Il ministro intimidatorio
Ora, non c’è dubbio che un Paese è malato quando un ministro del governo esercita un’azione intimidatoria, anzi doppiamente intimidatoria nei confronti di un simbolo della lotta antimafia. Doppiamente perché intanto non spetta a lui decidere chi debba avere la scorta e chi no. È il Comitato provinciale per l’ordine e la sicurezza presieduto dal prefetto della città dove vive il “soggetto minacciato” a discutere e a decidere se quel soggettto ha diritto a una protezione.
C’è poi al Viminale una struttura “tecnica” che vaglia le proproste e decide. Insomma, la scorta sicuramente nasce non da una valutazione politica ma da una minaccia concreta.
A duello
Che poi, attraverso la denuncia alla polizia, Salvini esercita un’altra azione intimidatoria è evidente.

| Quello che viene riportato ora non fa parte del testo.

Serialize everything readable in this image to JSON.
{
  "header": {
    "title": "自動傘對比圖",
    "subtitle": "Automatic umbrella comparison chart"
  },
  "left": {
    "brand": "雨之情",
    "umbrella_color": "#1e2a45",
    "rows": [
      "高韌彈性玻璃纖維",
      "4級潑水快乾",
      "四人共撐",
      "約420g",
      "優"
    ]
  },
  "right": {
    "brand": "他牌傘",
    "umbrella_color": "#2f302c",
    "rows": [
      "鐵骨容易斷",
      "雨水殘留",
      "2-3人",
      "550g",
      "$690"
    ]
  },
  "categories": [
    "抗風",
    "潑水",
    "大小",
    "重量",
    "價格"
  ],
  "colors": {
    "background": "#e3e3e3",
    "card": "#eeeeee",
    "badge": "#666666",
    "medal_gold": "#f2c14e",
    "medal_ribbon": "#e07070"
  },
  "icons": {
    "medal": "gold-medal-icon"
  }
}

La saggezza, che non sembra essere una virtù del ministro, avrebbe consigliato di aspettare la fine del mandato di ministro per presentare una denuncia risarcitoria in sede civile. Ma il segretario della Lega ha detto chiaramente che le critiche di Saviano hanno sconfinato, sono lesive della sua reputazione e del ministro dell’Interno. Fosse un ministro silenzioso, come dovrebbe essere quello dell’Interno, nulla questio. Ma appena insediato al Viminale, Salvini è partito lancia in resta contro i Rom. Affermazioni che per il leader di Liberi e Uguali, Roberto Speranza, è incitamento all’odio razziale, tanto che ha presentato una denuncia alla magistratura. Salvini, infatti, aveva annunciato un dossieraggio contro i Rom, sperando di cacciarli tutti anche se «purtroppo dovremo tenerci gli italiani».
Se lo Stato di diritto diventa Stato di polizia
Un ministro di polizia (un suo predecessore, Beppe Pisanu, amava dichiararsi “ministro di polizia e dei diritti civili”), che si rivolge alla magistratura, che viene indagato per reati gravissimi è la conferma che qualcosa non funziona.
Forse sarebbe stato corretto se Saviano avesse chiesto scusa al ministro per quelle affermazioni che oggettivamente gli davano del mafioso. Non c’è nessuna inchiesta penale che veda indagato Salvini per mafia. E neppure la Lega, come del resto Forza Italia negli anni Novanta, è stata mai sospettata di essere un’associazione mafiosa. Forse questo è il tempo in cui andrebbe restituito il senso alle parole. Ma anche se potrebbe aver sbagliato, la denuncia di Roberto Saviano è una spia della febbre del Paese. Di fronte a una opinione pubblica sonnolenta, una terapia d’urto non è sbagliata. Saviano ha bisogno di non sentirsi solo. L’essere una famiglia, una squadra, una moltitudine aiuta a non sbagliare.